(1128-A) Active-site and allosteric cyclic peptide inhibitors of secreted M. Tuberculosis Chorismate Mutase
Monday, February 5, 2024
12:00 PM – 1:00 PM EST
Location: Exhibit Halls AB
Abstract: The secreted Chorismate Mutase enzyme of Mycobacterium tuberculosis is an under explored potential target for the development of new antitubercular agents. As an enzyme suspected to be involved in virulence and host-pathogen interactions, disruption of its function could influence the difficulty of treating tuberculosis infected granulomas. However, high throughput screening for ligands inhibiting the function of chorismate mutase is prohibited by an enzyme activity assay performed in cuvette scale that requires addition of strong acid and base, making it incompatible with automated liquid dispensers.
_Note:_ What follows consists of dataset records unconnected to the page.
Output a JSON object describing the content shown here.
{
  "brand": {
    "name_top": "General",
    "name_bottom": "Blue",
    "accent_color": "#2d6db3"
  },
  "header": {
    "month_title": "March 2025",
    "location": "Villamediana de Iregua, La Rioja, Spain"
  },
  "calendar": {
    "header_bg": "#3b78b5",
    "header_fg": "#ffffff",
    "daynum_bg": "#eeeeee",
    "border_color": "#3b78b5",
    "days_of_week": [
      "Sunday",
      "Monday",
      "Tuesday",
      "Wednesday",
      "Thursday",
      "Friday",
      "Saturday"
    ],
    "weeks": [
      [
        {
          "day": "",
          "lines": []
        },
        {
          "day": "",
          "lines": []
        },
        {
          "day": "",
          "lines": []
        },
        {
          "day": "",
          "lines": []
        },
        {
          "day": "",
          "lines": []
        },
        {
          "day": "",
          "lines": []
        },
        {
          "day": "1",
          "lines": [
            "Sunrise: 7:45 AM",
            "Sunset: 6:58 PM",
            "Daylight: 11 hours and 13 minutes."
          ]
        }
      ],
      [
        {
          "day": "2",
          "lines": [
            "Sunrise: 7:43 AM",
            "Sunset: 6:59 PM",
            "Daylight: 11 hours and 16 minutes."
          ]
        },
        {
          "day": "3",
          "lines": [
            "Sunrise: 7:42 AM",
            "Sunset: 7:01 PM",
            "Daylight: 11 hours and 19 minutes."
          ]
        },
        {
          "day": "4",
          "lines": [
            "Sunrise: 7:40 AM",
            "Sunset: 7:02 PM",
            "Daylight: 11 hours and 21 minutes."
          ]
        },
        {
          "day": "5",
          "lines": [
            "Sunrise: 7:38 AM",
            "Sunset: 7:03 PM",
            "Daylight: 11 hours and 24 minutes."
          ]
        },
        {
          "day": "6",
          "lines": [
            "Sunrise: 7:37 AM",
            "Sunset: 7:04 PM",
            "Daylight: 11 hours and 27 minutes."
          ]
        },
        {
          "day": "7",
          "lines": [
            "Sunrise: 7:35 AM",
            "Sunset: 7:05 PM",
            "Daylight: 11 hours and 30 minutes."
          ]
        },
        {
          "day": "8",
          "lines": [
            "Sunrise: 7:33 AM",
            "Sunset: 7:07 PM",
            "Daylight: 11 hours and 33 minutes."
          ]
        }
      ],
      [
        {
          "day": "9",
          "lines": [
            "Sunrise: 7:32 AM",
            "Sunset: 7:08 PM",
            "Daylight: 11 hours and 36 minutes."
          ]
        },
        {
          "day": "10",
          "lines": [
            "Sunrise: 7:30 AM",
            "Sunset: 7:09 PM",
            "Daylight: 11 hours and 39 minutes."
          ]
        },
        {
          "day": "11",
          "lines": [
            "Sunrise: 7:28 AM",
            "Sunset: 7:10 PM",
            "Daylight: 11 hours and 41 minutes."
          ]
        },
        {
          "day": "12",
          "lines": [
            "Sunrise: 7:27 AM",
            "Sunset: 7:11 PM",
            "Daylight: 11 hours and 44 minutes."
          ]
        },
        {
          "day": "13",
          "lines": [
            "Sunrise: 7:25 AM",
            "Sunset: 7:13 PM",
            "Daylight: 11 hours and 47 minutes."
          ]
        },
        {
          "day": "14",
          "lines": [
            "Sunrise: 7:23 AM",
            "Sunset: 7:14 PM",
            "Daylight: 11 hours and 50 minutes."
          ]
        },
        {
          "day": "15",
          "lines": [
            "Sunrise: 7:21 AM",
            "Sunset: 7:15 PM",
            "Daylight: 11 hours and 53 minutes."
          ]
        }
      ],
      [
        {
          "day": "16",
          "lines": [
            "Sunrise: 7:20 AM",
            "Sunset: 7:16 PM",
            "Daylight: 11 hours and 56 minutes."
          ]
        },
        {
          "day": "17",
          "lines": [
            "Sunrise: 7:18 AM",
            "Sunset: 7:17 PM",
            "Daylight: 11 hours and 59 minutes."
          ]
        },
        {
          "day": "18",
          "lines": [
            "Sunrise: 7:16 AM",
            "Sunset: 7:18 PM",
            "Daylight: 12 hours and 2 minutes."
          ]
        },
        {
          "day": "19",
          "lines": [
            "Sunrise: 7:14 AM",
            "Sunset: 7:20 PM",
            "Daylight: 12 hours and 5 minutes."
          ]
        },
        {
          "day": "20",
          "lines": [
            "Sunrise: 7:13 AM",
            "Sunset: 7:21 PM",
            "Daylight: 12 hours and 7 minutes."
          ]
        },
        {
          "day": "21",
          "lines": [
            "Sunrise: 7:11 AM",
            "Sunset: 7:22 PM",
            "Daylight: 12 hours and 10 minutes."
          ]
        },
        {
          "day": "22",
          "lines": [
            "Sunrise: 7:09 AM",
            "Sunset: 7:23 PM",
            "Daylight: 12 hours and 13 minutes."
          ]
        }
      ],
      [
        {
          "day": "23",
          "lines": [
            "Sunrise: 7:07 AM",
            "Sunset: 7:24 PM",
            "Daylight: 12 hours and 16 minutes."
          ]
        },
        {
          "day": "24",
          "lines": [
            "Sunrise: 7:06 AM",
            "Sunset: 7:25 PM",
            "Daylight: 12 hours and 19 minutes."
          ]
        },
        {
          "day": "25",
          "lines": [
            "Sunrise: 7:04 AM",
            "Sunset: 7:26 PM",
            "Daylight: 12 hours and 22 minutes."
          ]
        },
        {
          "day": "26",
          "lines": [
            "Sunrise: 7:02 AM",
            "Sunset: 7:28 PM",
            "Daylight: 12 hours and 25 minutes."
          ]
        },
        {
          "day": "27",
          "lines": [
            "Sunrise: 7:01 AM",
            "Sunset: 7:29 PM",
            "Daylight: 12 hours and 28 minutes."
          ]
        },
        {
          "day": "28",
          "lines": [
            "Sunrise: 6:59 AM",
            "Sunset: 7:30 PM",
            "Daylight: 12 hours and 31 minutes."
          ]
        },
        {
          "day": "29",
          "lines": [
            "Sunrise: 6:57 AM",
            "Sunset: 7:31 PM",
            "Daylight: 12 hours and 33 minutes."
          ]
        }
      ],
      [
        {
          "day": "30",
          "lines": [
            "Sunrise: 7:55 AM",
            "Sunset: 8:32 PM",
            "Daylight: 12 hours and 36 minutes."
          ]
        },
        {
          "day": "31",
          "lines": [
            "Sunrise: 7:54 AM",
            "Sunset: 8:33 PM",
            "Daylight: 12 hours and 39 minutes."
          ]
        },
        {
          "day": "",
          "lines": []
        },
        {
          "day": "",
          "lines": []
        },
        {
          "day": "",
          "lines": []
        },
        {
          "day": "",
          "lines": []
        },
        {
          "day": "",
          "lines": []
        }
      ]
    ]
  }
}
Here, we miniaturized the activity assay to 1536-well format and subsequently utilized the Random Peptide Integrated Discovery (RaPID) system to screen a vast library of macrocyclic peptides for novel Chorismate Mutase inhibiting molecules. Peptides identified from the RaPID selection, and analogs thereof identified by analyzing the selection population dynamics, yielded two noteworthy lead compounds whose binding modes were elucidated by X-ray crystallography. The first was identified as an allosteric binding peptide revealing a novel inhibition approach, while the second is an active-site binding peptide that when conjugated to a fluorescein probe allowed the development of a fluorescence-based ligand-displacement assay compatible with high throughput screening.